Bill would give DNR more flexibility in elk management

Mar. 25—ST. PAUL — The Minnesota Department of Natural Resources would no longer be required to set elk populations based on depredation complaints under legislation now making its way through the Minnesota Legislature.

Authored by Rep. Rick Hansen, DFL-South St. Paul, HF 2564 would repeal "the current statutory language connecting the size of Minnesota's elk herd to elk damage payments, thereby giving the DNR greater ability to manage and grow Minnesota's elk herd," according to a DNR fact sheet on the legislation.

The House Environmental and Natural Resources Finance and Policy Committee heard the bill on Wednesday, March 22. Hansen is chairman of the committee.

Also referred to as the

DNR's 2023 policy and technical bill, HF 2564

is a wide-ranging piece of legislation that includes changes related to sustainable fisheries management, deer management, incidental take permits, improving equitable access to the outdoors and improving DNR business and policy practices, among other provisions.

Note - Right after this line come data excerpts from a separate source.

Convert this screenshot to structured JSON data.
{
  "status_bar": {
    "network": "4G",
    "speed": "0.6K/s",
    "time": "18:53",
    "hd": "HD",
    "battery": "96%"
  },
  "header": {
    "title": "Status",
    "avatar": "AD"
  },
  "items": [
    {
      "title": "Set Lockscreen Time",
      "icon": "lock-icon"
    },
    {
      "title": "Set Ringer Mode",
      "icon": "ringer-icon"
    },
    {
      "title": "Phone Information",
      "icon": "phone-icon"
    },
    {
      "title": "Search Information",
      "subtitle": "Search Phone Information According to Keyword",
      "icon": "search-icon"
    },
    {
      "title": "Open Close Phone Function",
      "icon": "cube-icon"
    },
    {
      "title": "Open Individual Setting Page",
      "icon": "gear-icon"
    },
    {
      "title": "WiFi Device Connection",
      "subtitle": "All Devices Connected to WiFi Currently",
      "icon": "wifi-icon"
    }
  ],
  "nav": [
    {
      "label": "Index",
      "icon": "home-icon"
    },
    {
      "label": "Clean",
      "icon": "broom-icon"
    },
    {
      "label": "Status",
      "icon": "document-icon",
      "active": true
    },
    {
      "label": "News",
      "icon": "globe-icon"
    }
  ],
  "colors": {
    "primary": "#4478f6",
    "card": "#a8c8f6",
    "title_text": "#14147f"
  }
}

The elk provision contained in the bill follows legislation introduced in 2016 by former state Rep. Dan Fabian, a Roseau, Minnesota, Republican who retired from the Legislature in 2021 after five terms in the Minnesota House of Representatives. Fabian's 2016 legislation included language that prevented the DNR from increasing elk population goals until the Minnesota Department of Agriculture, which handles depredation claims, could show crop and fence damages from elk hadn't increased for at least two years.

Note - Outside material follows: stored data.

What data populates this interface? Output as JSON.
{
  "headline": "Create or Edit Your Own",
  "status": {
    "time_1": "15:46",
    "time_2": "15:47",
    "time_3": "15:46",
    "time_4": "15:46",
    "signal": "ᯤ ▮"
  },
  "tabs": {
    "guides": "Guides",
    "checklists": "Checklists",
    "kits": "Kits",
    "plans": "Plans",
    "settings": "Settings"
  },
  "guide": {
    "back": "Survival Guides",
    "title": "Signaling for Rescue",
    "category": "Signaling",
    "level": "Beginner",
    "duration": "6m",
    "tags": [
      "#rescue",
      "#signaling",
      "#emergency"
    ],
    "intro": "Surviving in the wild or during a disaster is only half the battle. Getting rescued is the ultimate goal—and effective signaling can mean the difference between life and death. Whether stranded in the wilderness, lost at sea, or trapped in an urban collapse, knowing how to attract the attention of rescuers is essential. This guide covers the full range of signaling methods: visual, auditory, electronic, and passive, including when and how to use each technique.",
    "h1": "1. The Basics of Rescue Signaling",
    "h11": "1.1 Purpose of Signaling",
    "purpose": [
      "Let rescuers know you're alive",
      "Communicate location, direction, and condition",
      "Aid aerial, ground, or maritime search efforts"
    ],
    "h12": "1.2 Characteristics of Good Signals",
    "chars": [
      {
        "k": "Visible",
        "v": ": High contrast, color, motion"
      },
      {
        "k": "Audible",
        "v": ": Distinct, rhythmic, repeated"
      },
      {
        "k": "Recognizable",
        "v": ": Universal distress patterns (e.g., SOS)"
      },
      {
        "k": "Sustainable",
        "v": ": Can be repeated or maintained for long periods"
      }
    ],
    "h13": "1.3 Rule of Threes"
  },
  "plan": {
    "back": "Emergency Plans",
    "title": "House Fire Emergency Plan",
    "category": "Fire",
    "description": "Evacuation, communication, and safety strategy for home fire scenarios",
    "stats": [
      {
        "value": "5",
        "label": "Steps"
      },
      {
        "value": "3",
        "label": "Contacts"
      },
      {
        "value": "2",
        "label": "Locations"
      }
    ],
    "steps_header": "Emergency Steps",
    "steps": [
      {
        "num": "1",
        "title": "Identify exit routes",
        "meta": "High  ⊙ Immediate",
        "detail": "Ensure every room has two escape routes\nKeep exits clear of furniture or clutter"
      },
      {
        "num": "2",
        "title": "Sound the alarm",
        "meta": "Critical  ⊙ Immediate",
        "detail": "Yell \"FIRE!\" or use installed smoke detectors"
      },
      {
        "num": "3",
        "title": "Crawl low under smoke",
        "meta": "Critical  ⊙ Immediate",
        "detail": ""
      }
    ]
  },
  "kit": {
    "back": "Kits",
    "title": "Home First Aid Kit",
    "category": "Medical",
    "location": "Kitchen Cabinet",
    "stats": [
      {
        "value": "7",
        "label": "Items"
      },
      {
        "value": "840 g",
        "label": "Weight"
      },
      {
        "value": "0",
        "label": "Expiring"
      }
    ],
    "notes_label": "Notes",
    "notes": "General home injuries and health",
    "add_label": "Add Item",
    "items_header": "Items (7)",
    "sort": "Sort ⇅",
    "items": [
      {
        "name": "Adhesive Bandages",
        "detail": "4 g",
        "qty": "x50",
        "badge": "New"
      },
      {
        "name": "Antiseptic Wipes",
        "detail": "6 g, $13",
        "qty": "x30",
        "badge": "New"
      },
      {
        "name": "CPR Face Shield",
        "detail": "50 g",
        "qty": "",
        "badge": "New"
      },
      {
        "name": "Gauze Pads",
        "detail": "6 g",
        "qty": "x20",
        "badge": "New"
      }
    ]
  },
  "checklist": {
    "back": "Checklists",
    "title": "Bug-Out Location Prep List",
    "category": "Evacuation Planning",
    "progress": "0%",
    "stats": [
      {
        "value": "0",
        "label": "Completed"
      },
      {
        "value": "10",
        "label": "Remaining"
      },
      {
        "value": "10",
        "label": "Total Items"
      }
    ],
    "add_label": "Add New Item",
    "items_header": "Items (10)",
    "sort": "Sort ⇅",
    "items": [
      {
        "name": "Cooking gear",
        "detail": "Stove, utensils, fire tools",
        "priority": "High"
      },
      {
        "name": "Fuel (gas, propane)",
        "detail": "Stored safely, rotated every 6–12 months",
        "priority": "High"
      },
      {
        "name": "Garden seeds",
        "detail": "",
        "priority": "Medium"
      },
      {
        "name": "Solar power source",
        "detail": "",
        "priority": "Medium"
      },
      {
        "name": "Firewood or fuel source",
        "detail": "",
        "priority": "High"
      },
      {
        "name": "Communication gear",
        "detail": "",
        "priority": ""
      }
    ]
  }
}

The bill's language eventually was incorporated into an agricultural policy bill then-Gov. Mark Dayton signed in June 2016.

Under an interim elk management plan signed in 2016, the DNR has been required to keep the elk herd in Kittson County near Lancaster, Minnesota, at a pre-calving population of 50 to 60 elk. During a winter 2022 aerial survey, the DNR tallied 84 elk — 33 bulls and 51 antlerless elk — in the Lancaster survey area. Results from the winter 2023 survey are not yet available.

According to statistics from the state Department of Agriculture, there were 16 elk damage claims in northwest Minnesota in fiscal year 2022, with $124,999.68 paid out in damages. That was down from 24 claims and $157,971.51 paid out in damages in fiscal year 2021. The majority of claims in both of those years involved the central Kittson County elk herd near Lancaster, which had 20 claims for $140,245.04 in fiscal year 2021 and 12 claims for $98,664.95 in fiscal year 2022.

In fiscal year 2020, by comparison, there were 20 elk claims for $100,728.49, with 13 of those claims involving the herd near Lancaster, according to statistics from the Agriculture Department.

The Department is required to submit a report to the Legislature each year with information on elk damage claims.

Minnesota has three recognized elk herds — the Kittson Central herd, the Caribou-Vita herd that ranges between Manitoba and northeast Kittson County and the Grygla herd.